We are sorry for the inconvenience.

eyalsadeh · November 16, 2023, 2:16pm

ok, if the pdf is more simple then will this feature work?

asad.ali · November 16, 2023, 6:57pm

@eyalsadeh

We are afraid that it would not work because such implementation has not been made to the API. Can you please share an expected output XML for our reference? It would help us in investigation the ticket.

eyalsadeh · November 19, 2023, 7:16am

ok, then why do u provide a code example that is doing this? Are you sure about this?

Basically, we need to see the pdf text locations in the doc.

asad.ali · November 19, 2023, 10:24pm

@eyalsadeh

We are checking it and will get back to you shortly.

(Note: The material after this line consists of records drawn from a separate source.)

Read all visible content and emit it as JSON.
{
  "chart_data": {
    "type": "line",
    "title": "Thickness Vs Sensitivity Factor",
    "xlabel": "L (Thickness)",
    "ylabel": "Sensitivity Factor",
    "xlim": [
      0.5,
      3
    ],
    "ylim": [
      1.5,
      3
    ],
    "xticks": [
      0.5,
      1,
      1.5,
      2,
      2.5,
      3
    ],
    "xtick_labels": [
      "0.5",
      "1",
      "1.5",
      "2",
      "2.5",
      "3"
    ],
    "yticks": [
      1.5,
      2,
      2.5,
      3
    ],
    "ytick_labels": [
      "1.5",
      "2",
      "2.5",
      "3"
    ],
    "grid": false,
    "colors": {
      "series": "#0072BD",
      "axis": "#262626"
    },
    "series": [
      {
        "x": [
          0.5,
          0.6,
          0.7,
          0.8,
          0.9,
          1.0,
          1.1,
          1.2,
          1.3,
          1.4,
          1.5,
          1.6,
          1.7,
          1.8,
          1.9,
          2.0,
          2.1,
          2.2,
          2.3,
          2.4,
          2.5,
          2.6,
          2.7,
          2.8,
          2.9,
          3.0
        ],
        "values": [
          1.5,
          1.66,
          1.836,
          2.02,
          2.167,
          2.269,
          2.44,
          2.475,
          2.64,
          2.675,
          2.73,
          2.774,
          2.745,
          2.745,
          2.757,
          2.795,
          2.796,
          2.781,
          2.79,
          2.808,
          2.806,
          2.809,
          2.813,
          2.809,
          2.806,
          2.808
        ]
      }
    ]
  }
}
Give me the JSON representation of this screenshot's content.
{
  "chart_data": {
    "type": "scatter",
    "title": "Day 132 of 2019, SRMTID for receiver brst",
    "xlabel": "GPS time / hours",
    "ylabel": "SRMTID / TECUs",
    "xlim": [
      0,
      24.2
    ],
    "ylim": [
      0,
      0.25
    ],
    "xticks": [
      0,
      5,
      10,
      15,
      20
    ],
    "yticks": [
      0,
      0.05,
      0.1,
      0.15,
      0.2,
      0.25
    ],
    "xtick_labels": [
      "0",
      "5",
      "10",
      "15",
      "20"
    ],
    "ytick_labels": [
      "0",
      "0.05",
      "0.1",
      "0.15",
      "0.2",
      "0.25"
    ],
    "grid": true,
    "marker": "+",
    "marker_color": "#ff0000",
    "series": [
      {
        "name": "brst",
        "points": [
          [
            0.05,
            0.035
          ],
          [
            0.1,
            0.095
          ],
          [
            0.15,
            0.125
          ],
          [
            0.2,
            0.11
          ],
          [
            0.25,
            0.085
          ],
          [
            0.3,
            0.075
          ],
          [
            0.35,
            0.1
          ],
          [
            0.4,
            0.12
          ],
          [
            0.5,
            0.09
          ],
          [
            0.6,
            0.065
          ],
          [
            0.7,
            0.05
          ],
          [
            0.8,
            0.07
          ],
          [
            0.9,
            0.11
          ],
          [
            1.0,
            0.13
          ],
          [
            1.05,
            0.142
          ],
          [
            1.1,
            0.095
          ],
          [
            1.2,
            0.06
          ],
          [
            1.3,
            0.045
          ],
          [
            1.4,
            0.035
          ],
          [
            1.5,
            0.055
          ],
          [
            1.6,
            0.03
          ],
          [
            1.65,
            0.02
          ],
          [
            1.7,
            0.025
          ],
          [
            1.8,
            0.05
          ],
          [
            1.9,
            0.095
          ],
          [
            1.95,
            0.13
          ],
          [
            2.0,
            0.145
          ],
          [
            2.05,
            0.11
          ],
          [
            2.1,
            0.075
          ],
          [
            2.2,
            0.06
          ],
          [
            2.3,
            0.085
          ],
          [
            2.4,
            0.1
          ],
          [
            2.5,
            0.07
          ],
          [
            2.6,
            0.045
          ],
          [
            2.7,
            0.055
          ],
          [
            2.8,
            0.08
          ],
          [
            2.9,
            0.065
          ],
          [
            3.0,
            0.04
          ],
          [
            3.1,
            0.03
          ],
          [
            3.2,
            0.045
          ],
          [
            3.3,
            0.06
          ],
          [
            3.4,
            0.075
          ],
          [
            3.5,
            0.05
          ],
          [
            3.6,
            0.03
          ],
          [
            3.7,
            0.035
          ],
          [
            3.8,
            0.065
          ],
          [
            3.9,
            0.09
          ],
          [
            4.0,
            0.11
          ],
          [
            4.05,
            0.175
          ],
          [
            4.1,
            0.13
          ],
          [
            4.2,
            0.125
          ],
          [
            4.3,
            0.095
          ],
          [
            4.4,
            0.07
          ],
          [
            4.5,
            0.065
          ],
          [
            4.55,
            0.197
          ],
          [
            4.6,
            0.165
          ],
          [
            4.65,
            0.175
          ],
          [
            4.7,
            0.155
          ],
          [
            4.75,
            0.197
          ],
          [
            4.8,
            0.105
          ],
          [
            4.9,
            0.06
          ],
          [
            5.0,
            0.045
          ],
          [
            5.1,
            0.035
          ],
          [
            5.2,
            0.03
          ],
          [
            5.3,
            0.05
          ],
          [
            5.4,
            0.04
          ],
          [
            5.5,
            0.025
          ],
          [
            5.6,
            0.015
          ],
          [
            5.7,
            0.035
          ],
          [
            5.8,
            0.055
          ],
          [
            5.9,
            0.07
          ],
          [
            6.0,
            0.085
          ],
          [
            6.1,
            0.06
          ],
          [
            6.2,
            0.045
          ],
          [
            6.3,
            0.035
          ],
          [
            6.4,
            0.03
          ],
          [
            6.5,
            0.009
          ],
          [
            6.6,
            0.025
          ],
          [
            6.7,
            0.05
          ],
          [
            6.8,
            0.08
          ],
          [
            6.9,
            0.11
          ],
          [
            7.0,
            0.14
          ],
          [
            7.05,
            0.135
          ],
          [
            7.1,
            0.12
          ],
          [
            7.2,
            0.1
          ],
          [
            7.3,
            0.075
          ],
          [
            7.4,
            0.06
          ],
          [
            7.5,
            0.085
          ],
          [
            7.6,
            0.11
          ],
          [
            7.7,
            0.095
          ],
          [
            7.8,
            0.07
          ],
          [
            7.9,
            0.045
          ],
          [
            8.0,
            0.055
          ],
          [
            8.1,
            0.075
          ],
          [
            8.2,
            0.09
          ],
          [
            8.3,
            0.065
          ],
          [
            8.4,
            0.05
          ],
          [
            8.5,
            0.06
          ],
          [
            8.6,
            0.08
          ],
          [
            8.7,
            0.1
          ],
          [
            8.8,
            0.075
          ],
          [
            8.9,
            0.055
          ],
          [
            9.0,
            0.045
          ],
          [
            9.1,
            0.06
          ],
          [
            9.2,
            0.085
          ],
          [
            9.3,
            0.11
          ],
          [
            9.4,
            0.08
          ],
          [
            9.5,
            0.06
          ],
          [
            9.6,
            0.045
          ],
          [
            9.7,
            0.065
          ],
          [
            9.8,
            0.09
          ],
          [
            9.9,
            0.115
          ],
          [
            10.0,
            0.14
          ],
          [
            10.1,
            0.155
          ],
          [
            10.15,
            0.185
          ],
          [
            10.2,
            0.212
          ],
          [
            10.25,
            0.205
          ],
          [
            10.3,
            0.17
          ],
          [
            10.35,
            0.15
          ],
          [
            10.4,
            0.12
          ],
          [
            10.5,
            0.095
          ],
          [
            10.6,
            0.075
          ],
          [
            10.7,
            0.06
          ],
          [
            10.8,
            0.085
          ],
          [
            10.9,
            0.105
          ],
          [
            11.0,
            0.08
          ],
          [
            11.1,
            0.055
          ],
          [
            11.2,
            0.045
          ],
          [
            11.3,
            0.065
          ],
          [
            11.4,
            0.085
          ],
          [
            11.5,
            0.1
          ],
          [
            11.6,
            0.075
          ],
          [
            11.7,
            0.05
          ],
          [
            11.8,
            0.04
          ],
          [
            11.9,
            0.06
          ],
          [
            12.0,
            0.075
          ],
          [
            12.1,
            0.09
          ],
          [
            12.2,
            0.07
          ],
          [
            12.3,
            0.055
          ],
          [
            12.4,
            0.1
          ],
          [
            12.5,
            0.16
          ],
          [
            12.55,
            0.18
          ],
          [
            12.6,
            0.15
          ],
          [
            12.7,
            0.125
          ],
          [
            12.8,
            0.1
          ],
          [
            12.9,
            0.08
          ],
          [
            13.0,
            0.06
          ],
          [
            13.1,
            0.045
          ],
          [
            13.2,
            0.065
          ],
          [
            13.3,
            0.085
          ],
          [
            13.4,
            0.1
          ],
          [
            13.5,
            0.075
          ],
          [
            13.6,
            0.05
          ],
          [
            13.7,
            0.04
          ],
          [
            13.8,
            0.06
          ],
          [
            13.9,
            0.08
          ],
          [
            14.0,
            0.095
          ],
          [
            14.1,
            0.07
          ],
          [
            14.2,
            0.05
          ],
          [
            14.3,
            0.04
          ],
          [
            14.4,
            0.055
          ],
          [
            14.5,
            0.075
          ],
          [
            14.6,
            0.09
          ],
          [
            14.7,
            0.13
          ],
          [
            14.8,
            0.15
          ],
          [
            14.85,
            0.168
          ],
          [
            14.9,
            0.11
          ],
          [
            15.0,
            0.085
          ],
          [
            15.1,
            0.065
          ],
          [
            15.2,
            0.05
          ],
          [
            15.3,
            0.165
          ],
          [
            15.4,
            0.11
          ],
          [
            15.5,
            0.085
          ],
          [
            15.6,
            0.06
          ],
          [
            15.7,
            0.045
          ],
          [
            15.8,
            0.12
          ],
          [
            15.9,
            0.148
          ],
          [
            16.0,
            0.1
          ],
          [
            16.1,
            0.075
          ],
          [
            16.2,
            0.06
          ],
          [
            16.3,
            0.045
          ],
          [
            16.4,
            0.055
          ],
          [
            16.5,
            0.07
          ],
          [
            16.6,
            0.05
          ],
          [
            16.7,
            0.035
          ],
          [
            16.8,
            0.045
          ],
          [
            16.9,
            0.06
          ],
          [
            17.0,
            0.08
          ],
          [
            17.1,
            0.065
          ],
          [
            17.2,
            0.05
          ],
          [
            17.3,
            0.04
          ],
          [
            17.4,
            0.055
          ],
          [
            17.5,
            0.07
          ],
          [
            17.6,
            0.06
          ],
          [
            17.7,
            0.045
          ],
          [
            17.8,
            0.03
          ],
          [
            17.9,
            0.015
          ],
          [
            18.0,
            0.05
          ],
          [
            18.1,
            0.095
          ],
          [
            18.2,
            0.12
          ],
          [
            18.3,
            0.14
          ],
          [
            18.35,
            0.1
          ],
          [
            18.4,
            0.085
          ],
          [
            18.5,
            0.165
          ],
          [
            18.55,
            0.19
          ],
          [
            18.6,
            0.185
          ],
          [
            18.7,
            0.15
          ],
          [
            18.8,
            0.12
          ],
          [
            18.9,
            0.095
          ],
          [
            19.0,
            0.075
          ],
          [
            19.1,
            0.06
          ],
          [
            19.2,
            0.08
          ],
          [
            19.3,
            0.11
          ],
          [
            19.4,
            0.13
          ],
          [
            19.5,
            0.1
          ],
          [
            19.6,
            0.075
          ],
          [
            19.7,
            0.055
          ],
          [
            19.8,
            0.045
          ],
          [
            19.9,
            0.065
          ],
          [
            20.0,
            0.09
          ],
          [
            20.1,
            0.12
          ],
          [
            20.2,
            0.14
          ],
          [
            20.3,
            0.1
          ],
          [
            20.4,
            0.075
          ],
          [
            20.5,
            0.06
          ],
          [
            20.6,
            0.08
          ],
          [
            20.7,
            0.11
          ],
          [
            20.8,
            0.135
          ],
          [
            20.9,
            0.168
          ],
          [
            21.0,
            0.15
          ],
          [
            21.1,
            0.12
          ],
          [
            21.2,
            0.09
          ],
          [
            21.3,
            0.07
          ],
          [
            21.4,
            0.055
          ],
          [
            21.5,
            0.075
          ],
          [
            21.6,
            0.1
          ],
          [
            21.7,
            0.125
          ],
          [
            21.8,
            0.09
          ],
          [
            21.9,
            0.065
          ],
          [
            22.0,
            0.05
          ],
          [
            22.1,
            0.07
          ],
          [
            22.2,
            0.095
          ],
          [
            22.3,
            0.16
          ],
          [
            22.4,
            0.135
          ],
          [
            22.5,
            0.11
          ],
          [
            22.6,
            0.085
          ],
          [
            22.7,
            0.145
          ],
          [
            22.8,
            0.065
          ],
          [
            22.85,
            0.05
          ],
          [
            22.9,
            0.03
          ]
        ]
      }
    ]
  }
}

asad.ali · December 3, 2023, 8:44pm

@eyalsadeh

Several algorithms are used to convert XML to a resulting XML depends on it’s type, which can be tagged as document XML, excel-XML, svg-XML, or APS-XML.
The attached XML (which was received from the online converter) corresponds to APS-XML, so we recommend using the following code to obtain the saved result from the library:

Document document = new Document( dataDir+"template.pdf");
// save document in XML format
document.save( dataDir+"output_23_10_.xml", SaveFormat.Aps);